TALLAHASSEE – Florida legislators who had been paying significantly less for health insurance than rank-and-file state workers are going to start pay more.
House Speaker Will Weatherford, who has come under fire for rejecting calls to expand the state’s safety-net health care program to cover more Floridians, is going to require House members to pay more for their own insurance starting in January.
Weatherford decided to have House legislators pay the same rate as career service workers: $50 a month in premiums for individual coverage and $180 a month for family coverage. Senators already started paying the same rate as career service workers at the start of 2013.
House members – as well as Gov. Rick Scott and other top state officials – have been paying $8.34 a month for individual coverage and $30 a month for family coverage.
Scott, who does not take a salary for his job as governor but pays less than $400 a year to cover himself and his wife, has tried for three years to get all state workers to pay exactly the same for health insurance. But his proposal has been shot down each time by the Republican-controlled Florida Legislature.
The low cost of state health insurance for legislators and some state officials came into sharp contrast this past legislative session when Weatherford and House Republicans rejected accepting billions in federal aid in order to expand Medicaid to nearly 1 million Floridians. The expansion of Medicaid has been a key component of President Barack Obama’s health care overhaul.

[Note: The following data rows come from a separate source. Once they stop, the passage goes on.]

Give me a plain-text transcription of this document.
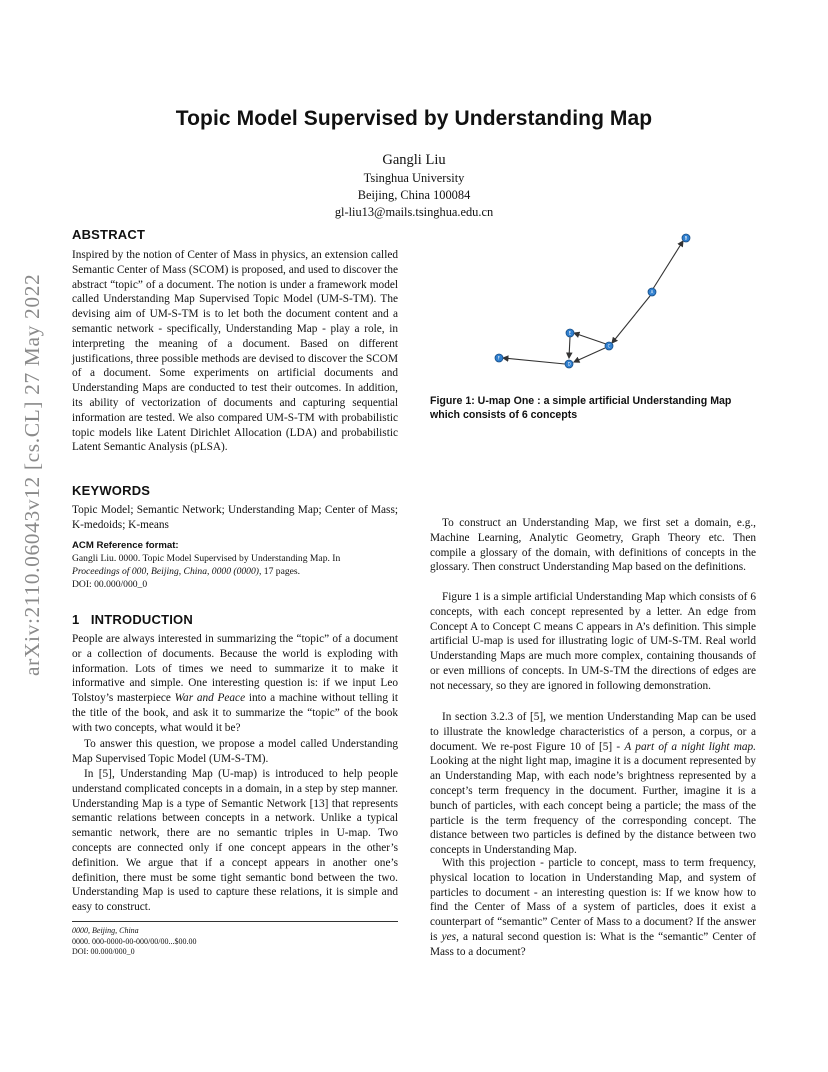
arXiv:2110.06043v12 [cs.CL] 27 May 2022
Topic Model Supervised by Understanding Map
Gangli Liu
Tsinghua University
Beijing, China 100084
gl-liu13@mails.tsinghua.edu.cn
ABSTRACT

Inspired by the notion of Center of Mass in physics, an extension called Semantic Center of Mass (SCOM) is proposed, and used to discover the abstract “topic” of a document. The notion is under a framework model called Understanding Map Supervised Topic Model (UM-S-TM). The devising aim of UM-S-TM is to let both the document content and a semantic network - specifically, Understanding Map - play a role, in interpreting the meaning of a document. Based on different justifications, three possible methods are devised to discover the SCOM of a document. Some experiments on artificial documents and Understanding Maps are conducted to test their outcomes. In addition, its ability of vectorization of documents and capturing sequential information are tested. We also compared UM-S-TM with probabilistic topic models like Latent Dirichlet Allocation (LDA) and probabilistic Latent Semantic Analysis (pLSA).

KEYWORDS

Topic Model; Semantic Network; Understanding Map; Center of Mass; K-medoids; K-means

ACM Reference format:
Gangli Liu. 0000. Topic Model Supervised by Understanding Map. In
Proceedings of 000, Beijing, China, 0000 (0000), 17 pages.
DOI: 00.000/000_0
1 INTRODUCTION

People are always interested in summarizing the “topic” of a document or a collection of documents. Because the world is exploding with information. Lots of times we need to summarize it to make it informative and simple. One interesting question is: if we input Leo Tolstoy’s masterpiece War and Peace into a machine without telling it the title of the book, and ask it to summarize the “topic” of the book with two concepts, what would it be?

To answer this question, we propose a model called Understanding Map Supervised Topic Model (UM-S-TM).

In [5], Understanding Map (U-map) is introduced to help people understand complicated concepts in a domain, in a step by step manner. Understanding Map is a type of Semantic Network [13] that represents semantic relations between concepts in a network. Unlike a typical semantic network, there are no semantic triples in U-map. Two concepts are connected only if one concept appears in the other’s definition. We argue that if a concept appears in another one’s definition, there must be some tight semantic bond between the two. Understanding Map is used to capture these relations, it is simple and easy to construct.

0000, Beijing, China
0000. 000-0000-00-000/00/00...$00.00
DOI: 00.000/000_0
B
A
C
E
D
F
Figure 1: U-map One : a simple artificial Understanding Map which consists of 6 concepts

To construct an Understanding Map, we first set a domain, e.g., Machine Learning, Analytic Geometry, Graph Theory etc. Then compile a glossary of the domain, with definitions of concepts in the glossary. Then construct Understanding Map based on the definitions.

Figure 1 is a simple artificial Understanding Map which consists of 6 concepts, with each concept represented by a letter. An edge from Concept A to Concept C means C appears in A’s definition. This simple artificial U-map is used for illustrating logic of UM-S-TM. Real world Understanding Maps are much more complex, containing thousands of or even millions of concepts. In UM-S-TM the directions of edges are not necessary, so they are ignored in following demonstration.

In section 3.2.3 of [5], we mention Understanding Map can be used to illustrate the knowledge characteristics of a person, a corpus, or a document. We re-post Figure 10 of [5] - A part of a night light map. Looking at the night light map, imagine it is a document represented by an Understanding Map, with each node’s brightness represented by a concept’s term frequency in the document. Further, imagine it is a bunch of particles, with each concept being a particle; the mass of the particle is the term frequency of the corresponding concept. The distance between two particles is defined by the distance between two concepts in Understanding Map.

With this projection - particle to concept, mass to term frequency, physical location to location in Understanding Map, and system of particles to document - an interesting question is: If we know how to find the Center of Mass of a system of particles, does it exist a counterpart of “semantic” Center of Mass to a document? If the answer is yes, a natural second question is: What is the “semantic” Center of Mass to a document?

Weatherford acknowledged during last year’s legislative session the low cost of health insurance for legislators. But he waited until this fall to announce that premiums for his own members would be going up.
“The speaker has said multiple times he is aware of the disparity in what House members pay compared to others and we have been working on addressing it,” said Ryan Duffy, a spokesman for Weatherford.
Rep. Jim Waldman, D-Coconut Creek, said the move by the House was “long overdue.”
“There should not be a discrepancy between what we pay and what the public has to pay and especially what other state workers have to pay,” Waldman said.
But he said that Weatherford needs to take the next step and make sure “all Floridians” have access to health care by expanding Medicaid.
State records from this spring showed that all 40 state senators were enrolled in the state health insurance plan while more than 100 members of the 120-member House were enrolled.
Florida is spending more than $2 billion during this fiscal year – which ends next June – to cover roughly 170,000 state workers, university employees and retirees. Most of the money comes from taxpayers, not premiums paid by employees.